The graphical outputs of MFAmix are quite similar to those of PCAmix with some specifity introduced by the knowedge of groups of variables. They are obtained with the method plot of the objects of class MFAmix.
?plot.MFAmix
par(mfrow=c(2,2))
plot(res.mfamix, choice="cor",coloring.var="groups",leg=TRUE,
main="(a) Numerical variables")
plot(res.mfamix,choice="ind", partial=c("SAINTE-FOY-LA-GRANDE"), label=TRUE,
posleg="topright", main="(b) Observations")
plot(res.mfamix,choice="sqload",coloring.var="groups",
posleg="topright",main="(c) All variables")
plot(res.mfamix, choice="groups", coloring.var="groups",
main="(c) Groups")
Because the correlation circle can be difficult to read with the superposition of the names of some variables, it can be useful to look at the numerical values the most correlated (in absloute value) to the 2 first principal components of PCAmix.
coord.var <- res.mfamix$quanti$coord[,1:2]
subset(coord.var,abs(coord.var[,1])>0.5,1)
## dim 1
## density 0.7237913
## owners -0.6863817
## building 0.7161893
## agricul -0.5390967
subset(coord.var,abs(coord.var[,2 ])>0.5,2)
## dim 2
## managers 0.5463422
## middleempl 0.5992579
## employrate 0.5545209
## income 0.6038040
## vegetation 0.5642491
In order to have details on the way the variables of the group services (in blue on the map of all the variables) interpret the first principal component, we look at the map the levels of the categorical variables;
plot(res.mfamix, choice="levels", coloring.var="groups",
posleg="bottomleft", main="(c) Levels",xlim=c(-2,4))
We want to put the municipality SAINTE-FOY-LA-GRANDE as supplementary observation in the MFAmix analysis.
sel <- which(rownames(dat)=="SAINTE-FOY-LA-GRANDE")
res.mfamix<- MFAmix(data=dat[-sel,],groups=index,
name.groups=names,rename.level=TRUE,graph=FALSE)
pred <- predict(res.mfamix,dat[sel,,drop=FALSE])
pred[,1:2,drop=FALSE]
## dim1 dim2
## SAINTE-FOY-LA-GRANDE 8.273689 -4.363703
It is then possible to plot SAINTE-FOY-LA-GRANDE as an illustrative municipality.
plot(res.mfamix,axes=c(1,2),label=FALSE,main="Observations map",
ylim=c(-5,1.5),cex=0.8)
points(pred[,1:2,drop=FALSE],col=2,pch=16)
text(pred,"SAINTE-FOY-LA-GRANDE",col=2,cex=0.7,pos=2)
selplot <- which(res.mfamix$ind$coord[,1]>4.2)
text(res.mfamix$ind$coord[selplot,1:2],rownames(dat[-sel,])[selplot],col=1,cex=0.7,pos=2)
legend("topright",legend = c("active","illustrative"),fill=1:2,col=1:2)

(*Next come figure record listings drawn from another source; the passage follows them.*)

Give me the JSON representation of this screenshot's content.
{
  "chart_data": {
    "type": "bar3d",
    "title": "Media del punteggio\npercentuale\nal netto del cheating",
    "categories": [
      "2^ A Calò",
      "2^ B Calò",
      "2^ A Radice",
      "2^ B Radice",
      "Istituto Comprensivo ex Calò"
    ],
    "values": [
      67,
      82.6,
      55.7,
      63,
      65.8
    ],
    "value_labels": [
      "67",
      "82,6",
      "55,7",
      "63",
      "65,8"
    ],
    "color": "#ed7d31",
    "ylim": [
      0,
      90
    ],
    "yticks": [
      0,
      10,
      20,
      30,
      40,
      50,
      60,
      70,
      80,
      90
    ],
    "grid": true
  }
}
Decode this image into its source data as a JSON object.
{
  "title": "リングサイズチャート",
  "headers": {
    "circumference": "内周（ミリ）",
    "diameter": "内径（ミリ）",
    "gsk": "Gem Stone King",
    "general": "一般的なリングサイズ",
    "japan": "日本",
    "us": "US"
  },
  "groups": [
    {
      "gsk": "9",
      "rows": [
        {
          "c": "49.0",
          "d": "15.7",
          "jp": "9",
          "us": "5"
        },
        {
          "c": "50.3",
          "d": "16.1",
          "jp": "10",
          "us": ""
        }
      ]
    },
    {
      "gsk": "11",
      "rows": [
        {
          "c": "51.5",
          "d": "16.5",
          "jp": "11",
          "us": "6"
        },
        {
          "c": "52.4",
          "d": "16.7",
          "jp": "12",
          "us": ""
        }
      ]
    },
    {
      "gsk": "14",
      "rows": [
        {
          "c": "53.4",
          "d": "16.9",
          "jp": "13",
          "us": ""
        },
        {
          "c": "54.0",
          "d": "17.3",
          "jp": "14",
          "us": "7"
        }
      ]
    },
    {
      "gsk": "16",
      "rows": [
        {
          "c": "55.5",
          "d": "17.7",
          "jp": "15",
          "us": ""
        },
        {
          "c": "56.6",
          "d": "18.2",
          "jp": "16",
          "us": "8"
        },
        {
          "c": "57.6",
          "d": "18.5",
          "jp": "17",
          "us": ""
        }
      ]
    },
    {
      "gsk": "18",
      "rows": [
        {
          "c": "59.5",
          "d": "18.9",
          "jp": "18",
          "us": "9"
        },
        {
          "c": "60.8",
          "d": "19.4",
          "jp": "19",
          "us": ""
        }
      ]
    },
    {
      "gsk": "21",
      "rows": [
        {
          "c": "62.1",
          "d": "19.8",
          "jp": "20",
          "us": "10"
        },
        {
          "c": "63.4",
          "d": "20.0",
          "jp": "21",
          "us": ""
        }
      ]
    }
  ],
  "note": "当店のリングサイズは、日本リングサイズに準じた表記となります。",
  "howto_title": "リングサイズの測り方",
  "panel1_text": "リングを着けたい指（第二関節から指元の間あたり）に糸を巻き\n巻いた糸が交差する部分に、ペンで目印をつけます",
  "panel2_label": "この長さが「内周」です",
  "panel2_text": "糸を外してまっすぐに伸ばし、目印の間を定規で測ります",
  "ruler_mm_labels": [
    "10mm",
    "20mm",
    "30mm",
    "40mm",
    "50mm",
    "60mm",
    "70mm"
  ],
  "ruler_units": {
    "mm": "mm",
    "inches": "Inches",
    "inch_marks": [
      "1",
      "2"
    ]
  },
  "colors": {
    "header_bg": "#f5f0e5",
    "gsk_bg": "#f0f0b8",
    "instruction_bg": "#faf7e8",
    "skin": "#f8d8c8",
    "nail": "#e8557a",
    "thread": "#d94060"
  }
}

Let us for instance apply MFAmix with three groups (employment , services, environment) and add the group housing in supplementary.
dat <- cbind(gironde$employment,gironde$services,gironde$environment)
names <- c("employment","services","environment")
mfa <-MFAmix(data=dat,groups=c(rep(1,9),rep(2,9),rep(3,4)),
name.groups=names, rename.level=TRUE,graph=FALSE)
mfa.sup <- supvar(mfa,data.sup=gironde$housing, groups.sup=rep(1,5),
name.groups.sup="housing.sup",rename.level=TRUE)
The group housing can then plotted as supplementary on the maps of MFAmix.
#par(mfrow=c(1,2))
plot(mfa.sup,choice="groups",coloring.var="groups")
plot(mfa.sup,choice="cor",coloring.var = "groups")
Chavent, M., Kuentz-Simonet, V., Labenne, A., Saracco, J., Multivariate analysis of mixed data: The PCAmixdata R package, arXiv preprint.
Chavent, M., Kuentz, V., Saracco, J. (2011). Orthogonal Rotation in PCAMIX. Advances in Classification and Data Analysis, Vol. 6, pp. 131-146.
Kiers, H.A.L., (1991). Simple structure in Component Analysis Techniques for mixtures of qualitative and quantitative variables, Psychometrika, 56, 197-212.